Actuarial percentages can be ‘predicted’ with caveats: expert
The starting point for determining the actuarial percentage to be used when winding up an SMSF is often the percentage from the previous year’s certificate, an industry specialist has said.
Meg Heffron, director of Heffron, said if an SMSF has had no major events within the year, such as new pensions, large contributions or commutations, it is often likely the previous year’s certificate will be a “reasonable predictor” for the current year.
“However, if things have changed a lot, an updated estimate from an actuary may be needed,” she said.
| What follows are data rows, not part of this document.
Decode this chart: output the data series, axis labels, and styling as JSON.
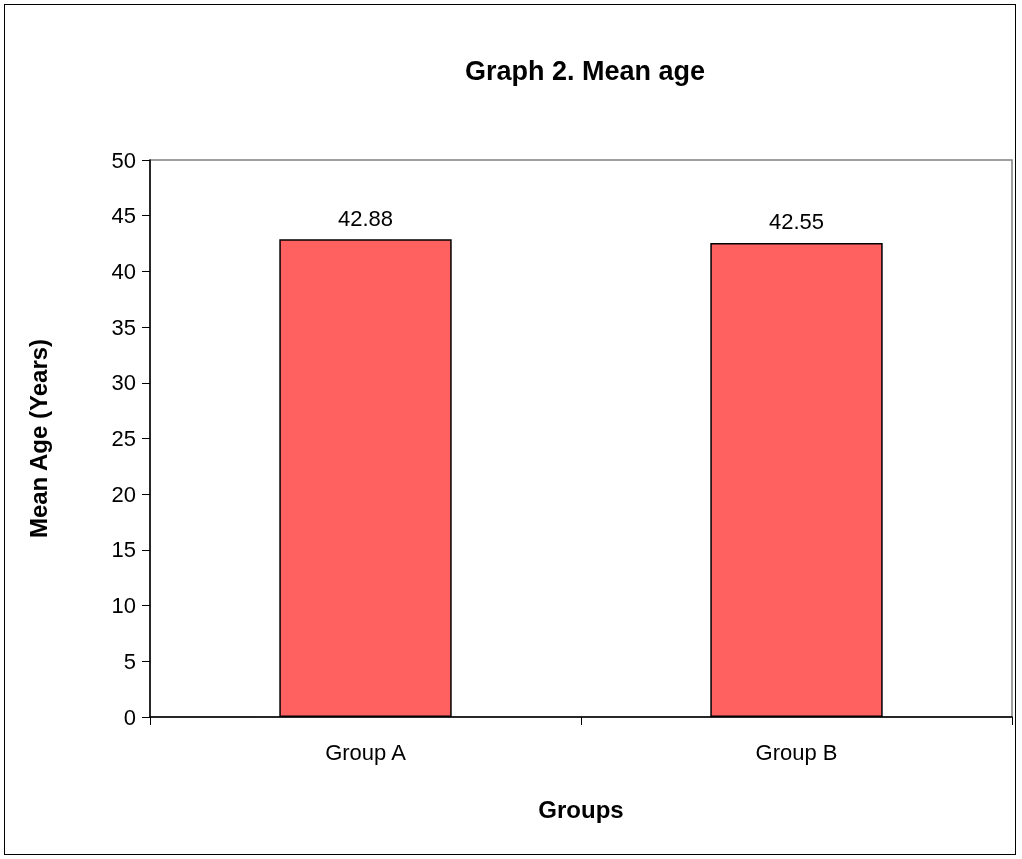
{
  "chart_data": {
    "type": "bar",
    "title": "Graph 2. Mean age",
    "xlabel": "Groups",
    "ylabel": "Mean Age (Years)",
    "categories": [
      "Group A",
      "Group B"
    ],
    "values": [
      42.88,
      42.55
    ],
    "color": "#ff6060",
    "ylim": [
      0,
      50
    ],
    "yticks": [
      0,
      5,
      10,
      15,
      20,
      25,
      30,
      35,
      40,
      45,
      50
    ],
    "grid": false,
    "data_labels": true
  }
}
“This is where the challenge may lie as the actuary can’t issue a certificate until the end of the year or the date the fund is officially wound up, but accountants and trustees often need to calculate fund balances earlier to roll them out of the fund.”
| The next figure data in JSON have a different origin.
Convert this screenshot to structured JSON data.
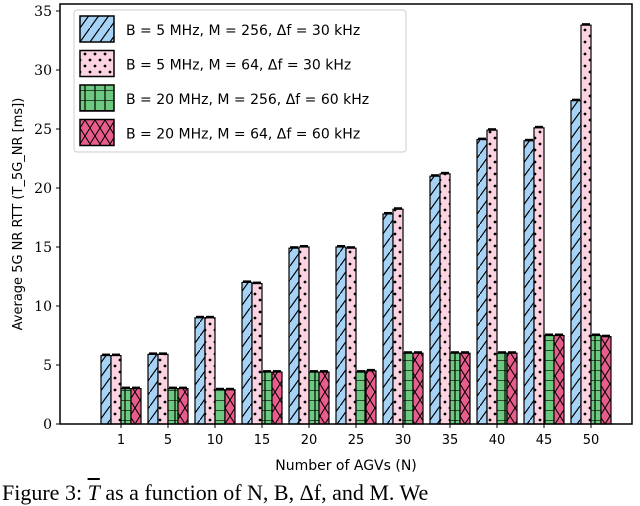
{
  "chart_data": {
    "type": "bar",
    "xlabel": "Number of AGVs (N)",
    "ylabel": "Average 5G NR RTT (T_5G_NR [ms])",
    "categories": [
      "1",
      "5",
      "10",
      "15",
      "20",
      "25",
      "30",
      "35",
      "40",
      "45",
      "50"
    ],
    "ylim": [
      0,
      35
    ],
    "yticks": [
      0,
      5,
      10,
      15,
      20,
      25,
      30,
      35
    ],
    "grid": false,
    "legend_position": "top-left",
    "error_bars": true,
    "series": [
      {
        "name": "B = 5 MHz, M = 256, Δf = 30 kHz",
        "color": "#a6d3f5",
        "hatch": "diagonal",
        "values": [
          5.8,
          5.9,
          9.0,
          12.0,
          14.9,
          15.0,
          17.8,
          21.0,
          24.1,
          24.0,
          27.4
        ]
      },
      {
        "name": "B = 5 MHz, M = 64, Δf = 30 kHz",
        "color": "#fcd3e0",
        "hatch": "dots",
        "values": [
          5.8,
          5.9,
          9.0,
          11.9,
          15.0,
          14.9,
          18.2,
          21.2,
          24.9,
          25.1,
          33.8
        ]
      },
      {
        "name": "B = 20 MHz, M = 256, Δf = 60 kHz",
        "color": "#6cc97f",
        "hatch": "horizontal",
        "values": [
          3.0,
          3.0,
          2.9,
          4.4,
          4.4,
          4.4,
          6.0,
          6.0,
          6.0,
          7.5,
          7.5
        ]
      },
      {
        "name": "B = 20 MHz, M = 64, Δf = 60 kHz",
        "color": "#e85d8b",
        "hatch": "cross",
        "values": [
          3.0,
          3.0,
          2.9,
          4.4,
          4.4,
          4.5,
          6.0,
          6.0,
          6.0,
          7.5,
          7.4
        ]
      }
    ]
  },
  "caption": {
    "prefix": "Figure 3: ",
    "symbol": "T",
    "rest": " as a function of N, B, Δf, and M. We"
  }
}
She said many actuaries can provide an estimate using software platforms, but it is important that the SMSF indicates that the estimate is needed for a wind-up rather than the final calculation and certificate, or the certificate may not be valid.
“At the end of the year, or once the fund really has been wound up, you’ll still need to re-submit data for the whole year to get a final percentage and certificate.”
“That’s the figure that must be used on the fund’s final tax return. But it’s usually fine to work out mid year balances using an estimated actuarial percentage.”
However, if there are significant changes to the fund between when the estimate is made and the final figure is determined, there could be difficulties, she said, adding that if changes occur, it is best to warn the actuary so they can allow for them in the calculations.
“You should also delay getting the final certificate until the fund really has been wound up and money transferred out of the fund. Otherwise, unexpected delays will mean a new certificate is required, as it won’t be valid if it’s based on incorrect data.”
“Legally, the value of a member’s account balance at any time is the amount they’d be entitled to if they left the fund at that time. Believe it or not, that amount doesn’t have to be calculated with perfect hindsight.”
She added that in an SMSF that’s being wound up, there is often a small amount of money left at the end, which is needed to capture final tax refunds and pay final costs.
“That often means there is a small final payment or rollover – but this can simply be an additional payment at the time, it doesn’t mean the earlier rollover was wrong.”